Widać to doskonale w dzisiejszej Ewangelii, w której Jezus pytając uczniów o to, za kogo Go uważają, chwali Piotra za jego odpowiedź. Tajemnicze zdanie o tym, że to nie „ciało i krew” objawiły Piotrowi boską naturę Jezusa tylko sam Ojciec w Niebie można przetłumaczyć na współczesny język w następujący sposób:

„Piotrze, to że rozpoznajesz we Mnie Mesjasza i Syna Bożego nie jest twoją własną zasługą. Nie wpadłeś na to drogą ludzkiego rozumowania, ani też nie musiałeś podejmować jakichś karkołomnych decyzji wiary, by uznać to jako prawdę. Tę łatwość wiary we Mnie otrzymałeś jako dar miłości od mojego Ojca. W planach Ojca ten dar ma pomóc ci na twojej drodze do świętości.

Nie mogę ci teraz wszystkiego powiedzieć, ale czeka cię wiele niełatwych prób wiary. Już za chwilę zaczniesz myśleć po ludzku o mojej misji i będę musiał cię upomnieć. Wkrótce zdradzisz mnie i będzie to dla ciebie potężna lekcja tego, jak sam z siebie jesteś kruchy. Potem, gdy będziesz pełnił funkcję Skały dla mojego Kościoła czeka cię niejedno więzienie i prześladowanie. Dlatego wyposażyłem cię w ten dar, abyś pośród największych trudności nigdy we Mnie nie zwątpił i aby twoja mocna wiara była rzeczywiście Opoką dla innych. A teraz, dziecko ty Moje kochane, wracamy do życia i do nauki kolejnych rzeczy o Mnie, bo w nich dopiero raczkujesz i czeka cię jeszcze długa droga rozwoju”.

RÓŻNE SĄ DARY ŁASKI

Pomyśl dziś o twoim obdarowaniu i spróbuj odkryć twoją „cnotę przewodnią”, czyli dar, który jest twoją bardzo mocną stroną, z którym jakby urodziłeś się i który to dar pomaga tobie i innym na drodze do poznania Boga.
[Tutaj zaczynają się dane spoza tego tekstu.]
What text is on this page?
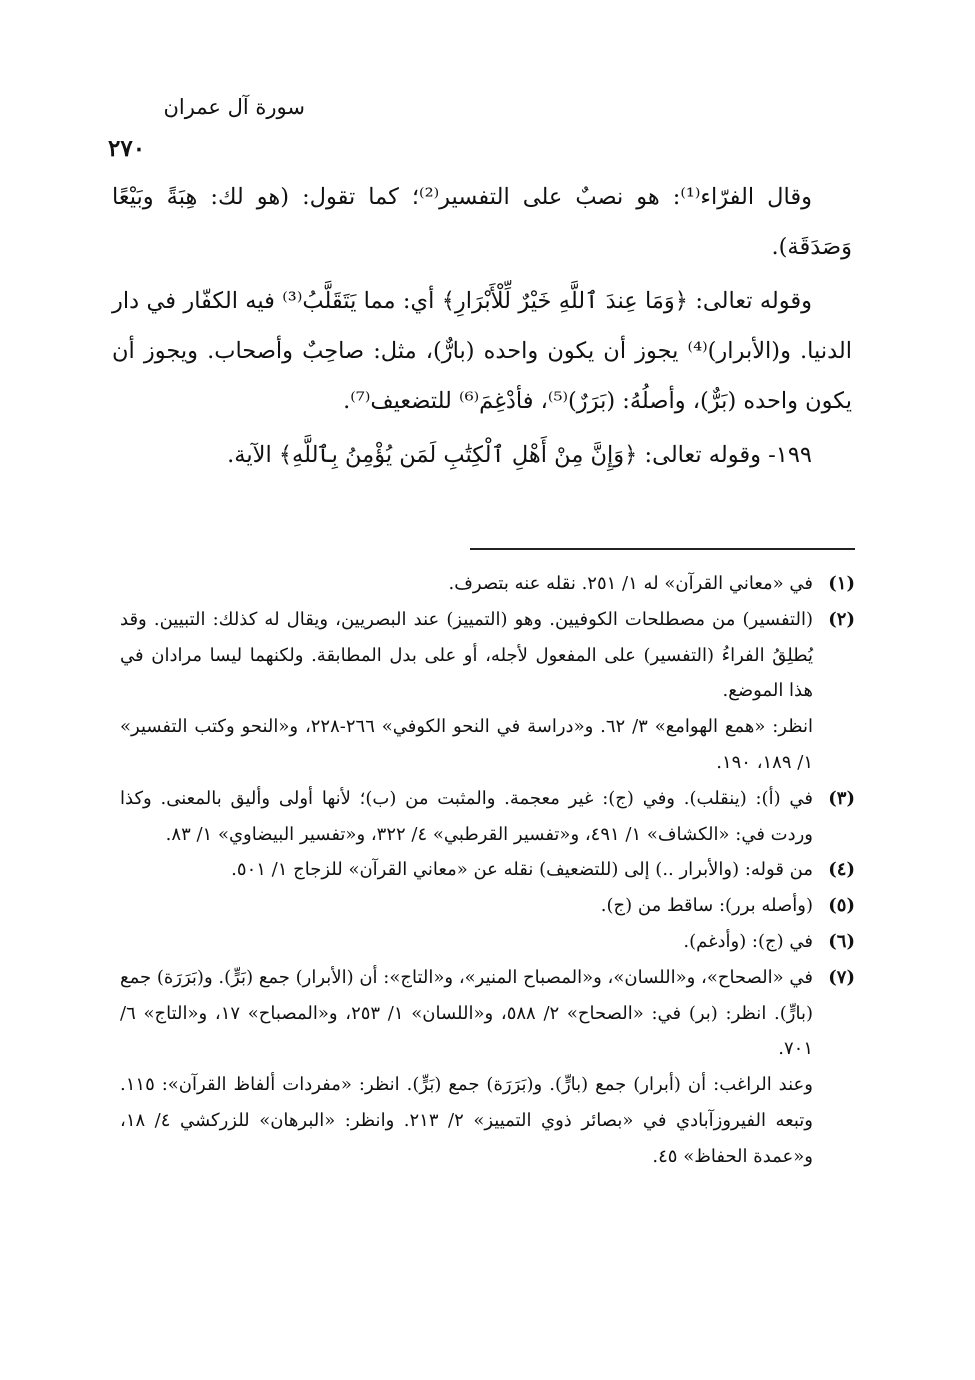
سورة آل عمران
٢٧٠

وقال الفرّاء⁽¹⁾: هو نصبٌ على التفسير⁽²⁾؛ كما تقول: (هو لك: هِبَةً وبَيْعًا وَصَدَقَة).

وقوله تعالى: ﴿وَمَا عِندَ ٱللَّهِ خَيْرٌ لِّلْأَبْرَارِ﴾ أي: مما يَتَقَلَّبُ⁽³⁾ فيه الكفّار في دار الدنيا. و(الأبرار)⁽⁴⁾ يجوز أن يكون واحده (بارٌّ)، مثل: صاحِبٌ وأصحاب. ويجوز أن يكون واحده (بَرٌّ)، وأصلُهُ: (بَرَرٌ)⁽⁵⁾، فأدْغِمَ⁽⁶⁾ للتضعيف⁽⁷⁾.

١٩٩- وقوله تعالى: ﴿وَإِنَّ مِنْ أَهْلِ ٱلْكِتَٰبِ لَمَن يُؤْمِنُ بِٱللَّهِ﴾ الآية.

(١)
في «معاني القرآن» له ١/ ٢٥١. نقله عنه بتصرف.
(٢)
(التفسير) من مصطلحات الكوفيين. وهو (التمييز) عند البصريين، ويقال له كذلك: التبيين. وقد يُطلِقُ الفراءُ (التفسير) على المفعول لأجله، أو على بدل المطابقة. ولكنهما ليسا مرادان في هذا الموضع.
انظر: «همع الهوامع» ٣/ ٦٢. و«دراسة في النحو الكوفي» ٢٦٦-٢٢٨، و«النحو وكتب التفسير» ١/ ١٨٩، ١٩٠.
(٣)
في (أ): (ينقلب). وفي (ج): غير معجمة. والمثبت من (ب)؛ لأنها أولى وأليق بالمعنى. وكذا وردت في: «الكشاف» ١/ ٤٩١، و«تفسير القرطبي» ٤/ ٣٢٢، و«تفسير البيضاوي» ١/ ٨٣.
(٤)
من قوله: (والأبرار ..) إلى (للتضعيف) نقله عن «معاني القرآن» للزجاج ١/ ٥٠١.
(٥)
(وأصله برر): ساقط من (ج).
(٦)
في (ج): (وأدغم).
(٧)
في «الصحاح»، و«اللسان»، و«المصباح المنير»، و«التاج»: أن (الأبرار) جمع (بَرٍّ). و(بَرَرَة) جمع (بارٍّ). انظر: (بر) في: «الصحاح» ٢/ ٥٨٨، و«اللسان» ١/ ٢٥٣، و«المصباح» ١٧، و«التاج» ٦/ ٧٠١.
وعند الراغب: أن (أبرار) جمع (بارٍّ). و(بَرَرَة) جمع (بَرٍّ). انظر: «مفردات ألفاظ القرآن»: ١١٥. وتبعه الفيروزآبادي في «بصائر ذوي التمييز» ٢/ ٢١٣. وانظر: «البرهان» للزركشي ٤/ ١٨، و«عمدة الحفاظ» ٤٥.
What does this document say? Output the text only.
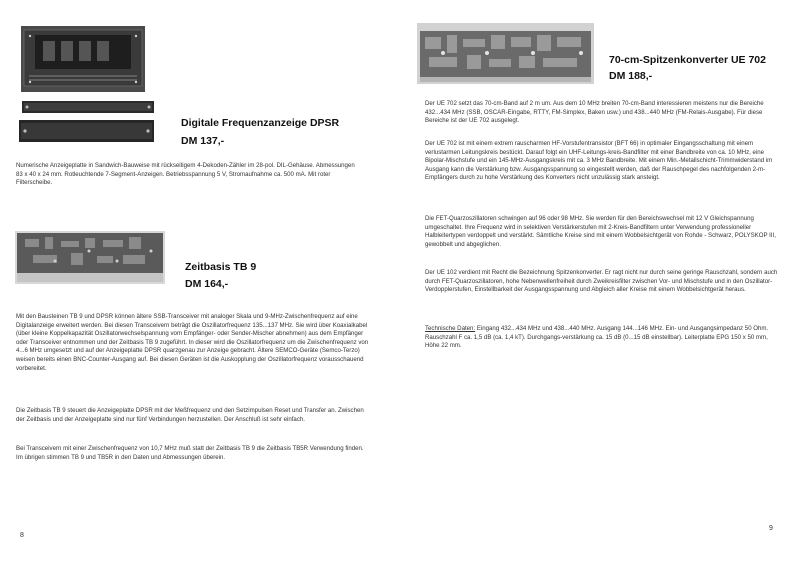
Digitale Frequenzanzeige DPSR

DM 137,-

Numerische Anzeigeplatte in Sandwich-Bauweise mit rückseitigem 4-Dekoden-Zähler im 28-pol. DIL-Gehäuse. Abmessungen 83 x 40 x 24 mm. Rotleuchtende 7-Segment-Anzeigen. Betriebsspannung 5 V, Stromaufnahme ca. 500 mA. Mit roter Filterscheibe.

Zeitbasis TB 9

DM 164,-

Mit den Bausteinen TB 9 und DPSR können ältere SSB-Transceiver mit analoger Skala und 9-MHz-Zwischenfrequenz auf eine Digitalanzeige erweitert werden. Bei diesen Transceivern beträgt die Oszillatorfrequenz 135...137 MHz. Sie wird über Koaxialkabel (über kleine Koppelkapazität Oszillatorwechselspannung vom Empfänger- oder Sender-Mischer abnehmen) aus dem Empfänger oder Transceiver entnommen und der Zeitbasis TB 9 zugeführt. In dieser wird die Oszillatorfrequenz um die Zwischenfrequenz von 4...6 MHz umgesetzt und auf der Anzeigeplatte DPSR quarzgenau zur Anzeige gebracht. Ältere SEMCO-Geräte (Semco-Terzo) weisen bereits einen BNC-Counter-Ausgang auf. Bei diesen Geräten ist die Auskopplung der Oszillatorfrequenz vorausschauend vorbereitet.

Die Zeitbasis TB 9 steuert die Anzeigeplatte DPSR mit der Meßfrequenz und den Setzimpulsen Reset und Transfer an. Zwischen der Zeitbasis und der Anzeigeplatte sind nur fünf Verbindungen herzustellen. Der Anschluß ist sehr einfach.

Bei Transceivern mit einer Zwischenfrequenz von 10,7 MHz muß statt der Zeitbasis TB 9 die Zeitbasis TB5R Verwendung finden. Im übrigen stimmen TB 9 und TB5R in den Daten und Abmessungen überein.

8

70-cm-Spitzenkonverter UE 702

DM 188,-

Der UE 702 setzt das 70-cm-Band auf 2 m um. Aus dem 10 MHz breiten 70-cm-Band interessieren meistens nur die Bereiche 432...434 MHz (SSB, OSCAR-Eingabe, RTTY, FM-Simplex, Baken usw.) und 438...440 MHz (FM-Relais-Ausgabe). Für diese Bereiche ist der UE 702 ausgelegt.

Der UE 702 ist mit einem extrem rauscharmen HF-Vorstufentransistor (BFT 66) in optimaler Eingangsschaltung mit einem verlustarmen Leitungskreis bestückt. Darauf folgt ein UHF-Leitungs-kreis-Bandfilter mit einer Bandbreite von ca. 10 MHz, eine Bipolar-Mischstufe und ein 145-MHz-Ausgangskreis mit ca. 3 MHz Bandbreite. Mit einem Min.-Metallschicht-Trimmwiderstand im Ausgang kann die Verstärkung bzw. Ausgangsspannung so eingestellt werden, daß der Rauschpegel des nachfolgenden 2-m-Empfängers durch zu hohe Verstärkung des Konverters nicht unzulässig stark ansteigt.

Die FET-Quarzoszillatoren schwingen auf 96 oder 98 MHz. Sie werden für den Bereichswechsel mit 12 V Gleichspannung umgeschaltet. Ihre Frequenz wird in selektiven Verstärkerstufen mit 2-Kreis-Bandfiltern unter Verwendung professioneller Halbleitertypen verdoppelt und verstärkt. Sämtliche Kreise sind mit einem Wobbelsichtgerät von Rohde - Schwarz, POLYSKOP III, gewobbelt und abgeglichen.

Der UE 102 verdient mit Recht die Bezeichnung Spitzenkonverter. Er ragt nicht nur durch seine geringe Rauschzahl, sondern auch durch FET-Quarzoszillatoren, hohe Nebenwellenfreiheit durch Zweikreisfilter zwischen Vor- und Mischstufe und in den Oszillator-Verdopplerstufen, Einstellbarkeit der Ausgangsspannung und Abgleich aller Kreise mit einem Wobbelsichtgerät heraus.

Technische Daten: Eingang 432...434 MHz und 438...440 MHz. Ausgang 144...146 MHz. Ein- und Ausgangsimpedanz 50 Ohm. Rauschzahl F ca. 1,5 dB (ca. 1,4 kT). Durchgangs-verstärkung ca. 15 dB (0...15 dB einstellbar). Leiterplatte EPG 150 x 50 mm, Höhe 22 mm.

9
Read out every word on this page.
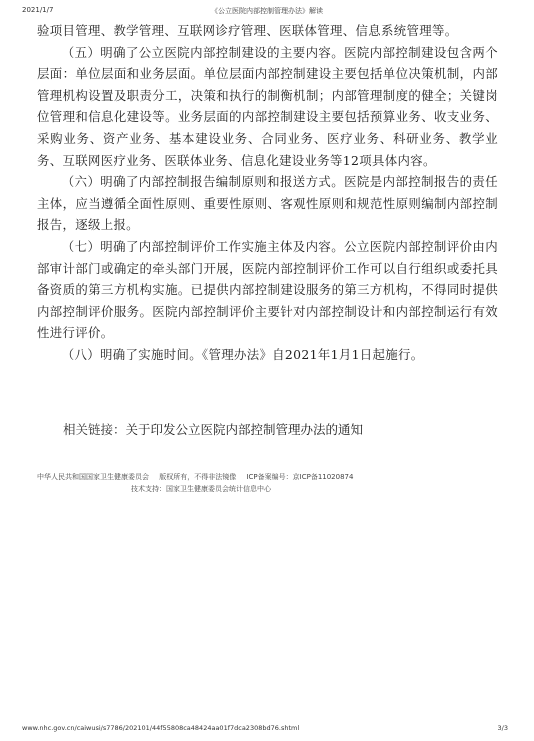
2021/1/7	《公立医院内部控制管理办法》解读

验项目管理、教学管理、互联网诊疗管理、医联体管理、信息系统管理等。

（五）明确了公立医院内部控制建设的主要内容。医院内部控制建设包含两个层面：单位层面和业务层面。单位层面内部控制建设主要包括单位决策机制，内部管理机构设置及职责分工，决策和执行的制衡机制；内部管理制度的健全；关键岗位管理和信息化建设等。业务层面的内部控制建设主要包括预算业务、收支业务、采购业务、资产业务、基本建设业务、合同业务、医疗业务、科研业务、教学业务、互联网医疗业务、医联体业务、信息化建设业务等12项具体内容。

（六）明确了内部控制报告编制原则和报送方式。医院是内部控制报告的责任主体，应当遵循全面性原则、重要性原则、客观性原则和规范性原则编制内部控制报告，逐级上报。

（七）明确了内部控制评价工作实施主体及内容。公立医院内部控制评价由内部审计部门或确定的牵头部门开展，医院内部控制评价工作可以自行组织或委托具备资质的第三方机构实施。已提供内部控制建设服务的第三方机构，不得同时提供内部控制评价服务。医院内部控制评价主要针对内部控制设计和内部控制运行有效性进行评价。

（八）明确了实施时间。《管理办法》自2021年1月1日起施行。

相关链接：关于印发公立医院内部控制管理办法的通知
中华人民共和国国家卫生健康委员会 版权所有，不得非法镜像 ICP备案编号：京ICP备11020874
技术支持：国家卫生健康委员会统计信息中心
www.nhc.gov.cn/caiwusi/s7786/202101/44f55808ca48424aa01f7dca2308bd76.shtml	3/3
Darem Piotra była „pewność wiary” w Jezusa jako Syna Bożego. Obdarowaniem Pawła było głębokie zrozumienie prawd wiary i umiejętność przekazania tego innym w praktyczny sposób, dzięki czemu Paweł tylko głosił Ewangelię z mocą, ale wiedział również jak tworzyć i formować pierwsze wspólnoty kościelne (dzięki czemu mamy chrześcijaństwo w Europie).

A ty? Jaki masz dar, w który Bóg cię wyposażył dla dobra ciebie samego i dla służby Kościołowi? Podziękuj dziś za ten dar, uwielbij Boga za Jego dobroć względem ciebie, bo niczym nie zasłużyłeś by go mieć. Uświadom też sobie, że nie jesteś doskonały – w innych cnotach trzeba „niestety” wzrastać w normalny sposób. Uwielbij również Boga za to, jak posługiwał się twoim darem, aby wzmocnić innych. I daj się Bogu jeszcze bardziej do dyspozycji, by mógł On jeszcze skuteczniej posługiwać się tobą w szerzeniu Królestwa Bożego na ziemi.